Despite the defection of Bob Casey, Joe Manchin, and Ben Nelson, Senate Democrats (with the aid of Olympia Snowe) were able to block a Republican-sponsored measure that would give employers the right to reject any health care coverage for any reason. Sahil Kapur gives a rundown of the fight at Talking Points Memo:
The close Senate vote reflects a strong GOP effort to contain the political consequences of pushing the controversial amendment before the public had a chance to weigh in. After a concerted whip effort, only one Republican — Sen. Olympia Snowe (ME) — defected. All other waffling GOPers, including Scott Brown (MA), Susan Collins (ME), and Dean Heller (NV) fell into line. Indeed more Democrats (three in total) crossed the aisle to vote for the Blunt amendment than vice versa. But there’s a good reason Dem leaders pushed anyway: on issues like contraception, they’re confident they’ll win the broader battle for public perception.
I remain amazed by Mitch McConnell’s ability to wrangle his caucus into voting for anything, regardless of its unpopularity. If passed into law, the Blunt Amendment would give employers a de facto veto on the personal lives of their employees. Your boss doesn’t like that you live, unmarried, with your partner? Well, he’s going to deny birth coverage because he doesn’t like the idea of premarital sex. Outside of the country’s most conservative areas—and even, I’d wager, within them—this is extremely unpopular. That so many Republicans voted for it—including Scott Brown, who is in a tough race for his Massachusetts Senate seat—is a testament to McConnell’s skill.
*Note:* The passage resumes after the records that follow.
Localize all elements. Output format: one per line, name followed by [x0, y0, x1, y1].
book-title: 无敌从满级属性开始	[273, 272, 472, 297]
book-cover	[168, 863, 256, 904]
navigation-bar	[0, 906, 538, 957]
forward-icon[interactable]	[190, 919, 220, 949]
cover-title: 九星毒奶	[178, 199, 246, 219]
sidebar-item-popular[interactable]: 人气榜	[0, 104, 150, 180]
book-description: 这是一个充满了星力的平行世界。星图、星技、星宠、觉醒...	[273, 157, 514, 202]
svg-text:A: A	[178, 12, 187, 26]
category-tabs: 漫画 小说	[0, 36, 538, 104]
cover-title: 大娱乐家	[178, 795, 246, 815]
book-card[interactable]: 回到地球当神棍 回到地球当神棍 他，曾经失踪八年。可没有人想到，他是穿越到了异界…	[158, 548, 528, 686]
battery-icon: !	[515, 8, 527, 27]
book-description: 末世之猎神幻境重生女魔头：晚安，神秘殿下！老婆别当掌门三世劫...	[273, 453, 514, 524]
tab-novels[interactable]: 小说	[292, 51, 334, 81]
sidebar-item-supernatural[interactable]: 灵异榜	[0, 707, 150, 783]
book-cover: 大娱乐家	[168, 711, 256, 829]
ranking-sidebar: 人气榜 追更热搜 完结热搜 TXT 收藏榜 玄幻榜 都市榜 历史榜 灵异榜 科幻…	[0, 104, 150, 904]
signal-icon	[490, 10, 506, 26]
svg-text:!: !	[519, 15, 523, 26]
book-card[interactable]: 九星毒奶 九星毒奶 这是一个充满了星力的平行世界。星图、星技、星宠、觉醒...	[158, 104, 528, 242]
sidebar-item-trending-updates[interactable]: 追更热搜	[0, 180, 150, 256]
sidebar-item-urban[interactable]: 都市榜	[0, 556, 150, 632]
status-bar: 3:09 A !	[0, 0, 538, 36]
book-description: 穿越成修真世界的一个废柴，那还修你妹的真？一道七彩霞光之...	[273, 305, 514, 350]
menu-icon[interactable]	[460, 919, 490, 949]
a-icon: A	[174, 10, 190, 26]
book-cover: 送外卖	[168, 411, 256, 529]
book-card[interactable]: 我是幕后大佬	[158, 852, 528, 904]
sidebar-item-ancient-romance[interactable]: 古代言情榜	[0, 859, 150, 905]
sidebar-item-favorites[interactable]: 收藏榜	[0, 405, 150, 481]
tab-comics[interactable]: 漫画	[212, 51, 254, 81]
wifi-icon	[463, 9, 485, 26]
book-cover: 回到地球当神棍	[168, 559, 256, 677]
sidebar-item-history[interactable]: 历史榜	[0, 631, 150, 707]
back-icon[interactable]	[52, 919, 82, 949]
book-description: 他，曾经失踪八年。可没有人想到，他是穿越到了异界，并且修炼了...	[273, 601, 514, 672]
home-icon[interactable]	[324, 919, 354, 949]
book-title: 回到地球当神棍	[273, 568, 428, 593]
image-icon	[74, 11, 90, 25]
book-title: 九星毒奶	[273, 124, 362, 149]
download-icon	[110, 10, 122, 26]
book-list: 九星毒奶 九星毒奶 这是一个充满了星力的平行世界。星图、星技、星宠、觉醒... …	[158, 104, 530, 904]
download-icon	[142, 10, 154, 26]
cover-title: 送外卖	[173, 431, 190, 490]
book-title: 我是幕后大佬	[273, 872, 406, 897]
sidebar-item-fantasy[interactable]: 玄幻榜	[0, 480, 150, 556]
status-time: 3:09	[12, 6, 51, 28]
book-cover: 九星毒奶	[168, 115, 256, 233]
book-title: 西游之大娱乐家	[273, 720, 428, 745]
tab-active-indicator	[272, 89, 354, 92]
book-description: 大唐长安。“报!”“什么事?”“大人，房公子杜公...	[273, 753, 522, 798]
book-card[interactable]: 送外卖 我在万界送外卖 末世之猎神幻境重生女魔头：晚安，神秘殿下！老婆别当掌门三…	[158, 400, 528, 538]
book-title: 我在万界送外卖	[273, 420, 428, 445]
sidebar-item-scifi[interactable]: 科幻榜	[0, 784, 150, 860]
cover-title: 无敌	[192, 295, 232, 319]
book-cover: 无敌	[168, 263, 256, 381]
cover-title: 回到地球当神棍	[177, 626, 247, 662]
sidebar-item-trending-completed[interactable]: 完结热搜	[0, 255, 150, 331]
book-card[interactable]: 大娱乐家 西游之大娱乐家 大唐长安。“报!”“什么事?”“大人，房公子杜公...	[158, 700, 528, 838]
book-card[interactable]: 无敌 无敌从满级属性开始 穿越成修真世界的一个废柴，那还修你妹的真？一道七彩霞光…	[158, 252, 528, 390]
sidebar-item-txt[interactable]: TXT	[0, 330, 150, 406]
As an aside, the Blunt Amendment is a nice data point in favor of decoupling health insurance from employment. These laws are only possible in a world where employers are responsible for giving health coverage to their employees. It’s not that politicians wouldn’t be able to use health services as a political football, as much as it is that these shenanigans would become much more difficult.